Le mode de transport pèse ensuite sur l’empreinte carbone, mais il agit peu sur la saturation locale. Un train ne désengorge pas une ruelle. Il déplace la question vers le climat, sujet distinct et tout aussi sérieux.

Rester plus longtemps au même endroit rejoint les principes du slow living, qui préfère la profondeur à l’accumulation. Les îles grecques hors des sentiers battus illustrent la variable itinéraire : à quelques heures de ferry de Santorin, des îles entières vivent une saison ordinaire, avec des tavernes ouvertes à l’année et des sentiers déserts.

Un dernier réflexe, plus efficace qu’il n’y paraît : dormir sur place. Une nuitée marchande finance la commune qui subit le flux, alors qu’un visiteur à la journée consomme les mêmes équipements sans contribuer à la taxe de séjour. La comparaison entre formats d’hébergement, comme celle menée entre écogîte, resort et croisière en Guadeloupe, montre des retombées locales très inégales à budget voisin.

Village perché aux volets entrouverts et à la ruelle calme en fin de saison

Ce qui se joue derrière le mot

Le débat sur la surfréquentation est souvent posé en termes moraux, entre bons et mauvais voyageurs. Le cadrage est confortable et faux.

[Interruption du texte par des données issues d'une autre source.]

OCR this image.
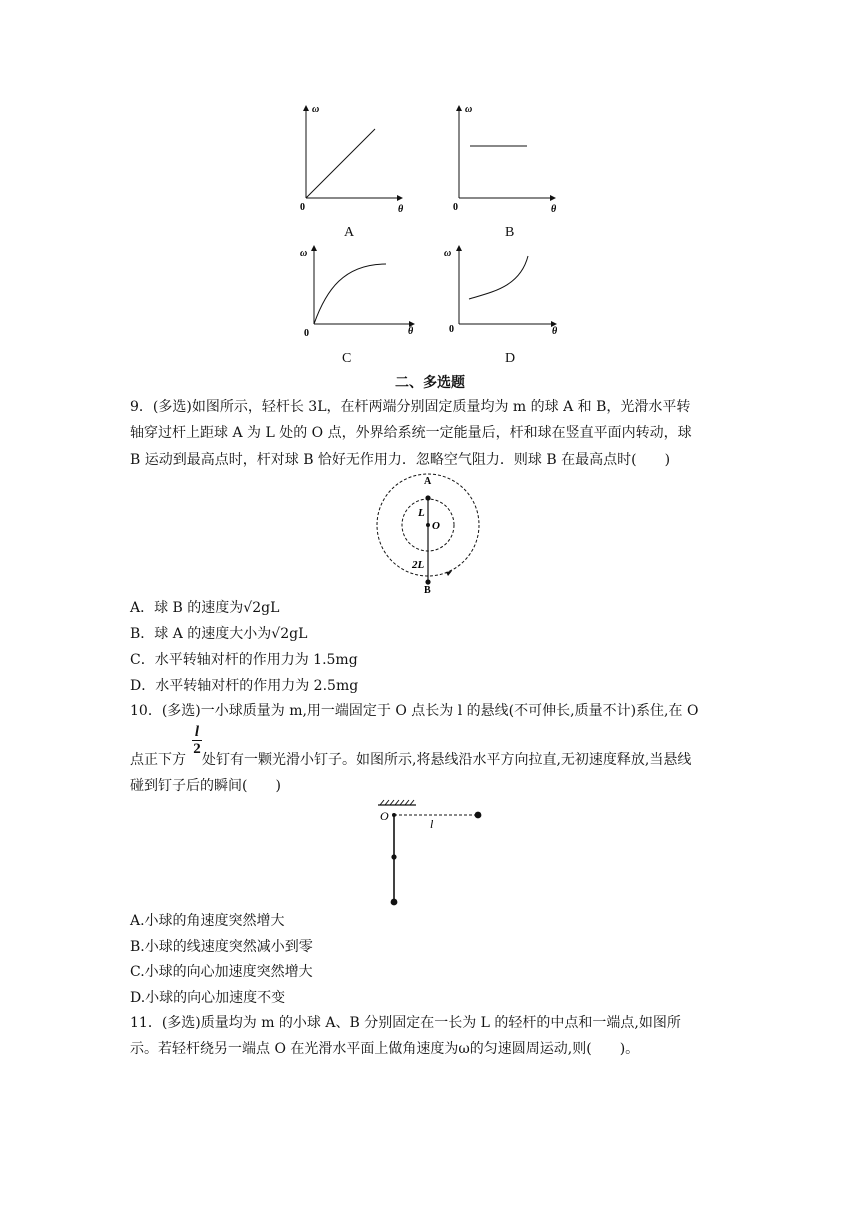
ω
θ
0
A
ω
θ
0
B
ω
θ
0
C
ω
θ
0
D
二、多选题
9．(多选)如图所示，轻杆长 3L，在杆两端分别固定质量均为 m 的球 A 和 B，光滑水平转
轴穿过杆上距球 A 为 L 处的 O 点，外界给系统一定能量后，杆和球在竖直平面内转动，球
B 运动到最高点时，杆对球 B 恰好无作用力．忽略空气阻力．则球 B 在最高点时(　　)
A
L
O
2L
B
A．球 B 的速度为√2gL
B．球 A 的速度大小为√2gL
C．水平转轴对杆的作用力为 1.5mg
D．水平转轴对杆的作用力为 2.5mg
10．(多选)一小球质量为 m,用一端固定于 O 点长为 l 的悬线(不可伸长,质量不计)系住,在 O
点正下方
$\frac{l}{2}$
处钉有一颗光滑小钉子。如图所示,将悬线沿水平方向拉直,无初速度释放,当悬线
碰到钉子后的瞬间(　　)
O
l
A.小球的角速度突然增大
B.小球的线速度突然减小到零
C.小球的向心加速度突然增大
D.小球的向心加速度不变
11．(多选)质量均为 m 的小球 A、B 分别固定在一长为 L 的轻杆的中点和一端点,如图所
示。若轻杆绕另一端点 O 在光滑水平面上做角速度为ω的匀速圆周运动,则(　　)。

Une ruelle sature à cause d’une décision d’urbanisme, d’un calendrier scolaire commun à des dizaines de millions de familles, d’un modèle économique de plateforme et d’une politique portuaire, bien avant de saturer à cause d’un individu mal élevé.

Les mêmes territoires ont longtemps financé leur propre engorgement à coups de campagnes de promotion. Le retournement en cours, où des offices de tourisme communiquent pour disperser plutôt que pour attirer, constitue le vrai changement de la décennie.

Prochaine étape, très concrète pour un séjour à venir : choisissez d’abord la semaine, ensuite la destination. Décaler un voyage de trois semaines dans le calendrier change davantage l’expérience, la facture et l’empreinte locale que n’importe quel arbitrage entre deux hôtels.